Bioinspired Integrated Auxetic Conductive Elastomer Composite With High Stretchability and Robust Interface.

Abstract

Auxetic conductive elastomers (ACEs) are appealing due to their unique negative Poisson's ratio (NPR) effects. Nevertheless, conventional ACEs are often produced by the creation of geometric structures through pore-forming techniques on conductive elastomers, which substantially compromise their mechanical and conductive performance. Inspired by the composite structure of skin comprising collagen fibers and elastin, this study reports an integrated auxetic conductive elastomer (IACE) composite composing a high-modulus conductive elastomer as the auxetic skeleton and a low-modulus conductive elastomer as the soft matrix.

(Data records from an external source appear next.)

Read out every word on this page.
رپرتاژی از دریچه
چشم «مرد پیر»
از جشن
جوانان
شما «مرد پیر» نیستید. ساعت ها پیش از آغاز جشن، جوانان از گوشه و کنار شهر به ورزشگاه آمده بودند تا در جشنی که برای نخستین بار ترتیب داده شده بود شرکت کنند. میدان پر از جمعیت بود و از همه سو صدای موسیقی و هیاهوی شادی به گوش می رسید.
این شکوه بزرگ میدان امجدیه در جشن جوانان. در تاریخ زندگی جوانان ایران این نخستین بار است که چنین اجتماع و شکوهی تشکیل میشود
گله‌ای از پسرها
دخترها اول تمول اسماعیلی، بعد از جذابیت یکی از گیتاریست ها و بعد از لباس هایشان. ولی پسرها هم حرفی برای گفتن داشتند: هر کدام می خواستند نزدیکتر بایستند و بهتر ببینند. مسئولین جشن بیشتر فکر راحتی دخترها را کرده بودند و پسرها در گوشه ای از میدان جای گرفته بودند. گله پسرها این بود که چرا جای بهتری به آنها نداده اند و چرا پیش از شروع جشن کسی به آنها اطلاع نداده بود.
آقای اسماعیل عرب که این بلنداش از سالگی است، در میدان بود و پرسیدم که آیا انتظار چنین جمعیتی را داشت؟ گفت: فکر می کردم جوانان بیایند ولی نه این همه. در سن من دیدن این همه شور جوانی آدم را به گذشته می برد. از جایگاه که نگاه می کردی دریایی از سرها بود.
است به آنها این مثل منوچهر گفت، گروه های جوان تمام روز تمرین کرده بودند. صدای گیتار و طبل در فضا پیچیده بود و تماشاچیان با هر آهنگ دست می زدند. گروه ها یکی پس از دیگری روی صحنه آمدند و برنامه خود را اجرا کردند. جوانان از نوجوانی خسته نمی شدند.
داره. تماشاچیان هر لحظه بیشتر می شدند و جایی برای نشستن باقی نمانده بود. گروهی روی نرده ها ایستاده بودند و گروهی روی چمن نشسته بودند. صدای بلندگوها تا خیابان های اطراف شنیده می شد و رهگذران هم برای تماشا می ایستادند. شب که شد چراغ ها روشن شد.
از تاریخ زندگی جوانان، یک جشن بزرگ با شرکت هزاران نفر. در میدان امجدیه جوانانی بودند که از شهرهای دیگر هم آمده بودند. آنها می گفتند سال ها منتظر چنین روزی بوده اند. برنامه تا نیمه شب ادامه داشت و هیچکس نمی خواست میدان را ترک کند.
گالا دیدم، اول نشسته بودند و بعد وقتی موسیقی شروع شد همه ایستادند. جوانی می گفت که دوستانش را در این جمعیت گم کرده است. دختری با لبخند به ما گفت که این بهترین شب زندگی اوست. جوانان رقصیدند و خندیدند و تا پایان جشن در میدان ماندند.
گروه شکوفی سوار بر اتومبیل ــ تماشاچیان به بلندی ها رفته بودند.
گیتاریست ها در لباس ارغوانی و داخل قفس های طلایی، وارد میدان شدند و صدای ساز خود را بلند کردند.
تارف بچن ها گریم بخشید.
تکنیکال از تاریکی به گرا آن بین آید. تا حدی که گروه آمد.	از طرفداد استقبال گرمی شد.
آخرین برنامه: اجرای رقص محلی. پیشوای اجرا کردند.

Benefitting from the covalent interlinkages and topological entanglements at the skeleton-matrix interface, the IACE is flat and void-free with no abrupt soft-to-hard transition. Compared to the auxetic skeleton alone, the IACE exhibits enhanced mechanical properties, including a fracture stress of 2.6 MPa, an elongation at break of 457%, and a toughness of 7.2 MJ m-3. Furthermore, its auxetic behavior with NPR effect is consistently observed across a wide strain range of 0-85%. Leveraging the unique ion transport pathway enabled by auxetic deformation, the IACE demonstrates reliable sensing performance with improved sensitivity over a broad deformation range. This work presents a promising strategy for developing ACEs with the robust interface and wide auxetic strain, advancing their potentials in intelligent flexible electronics.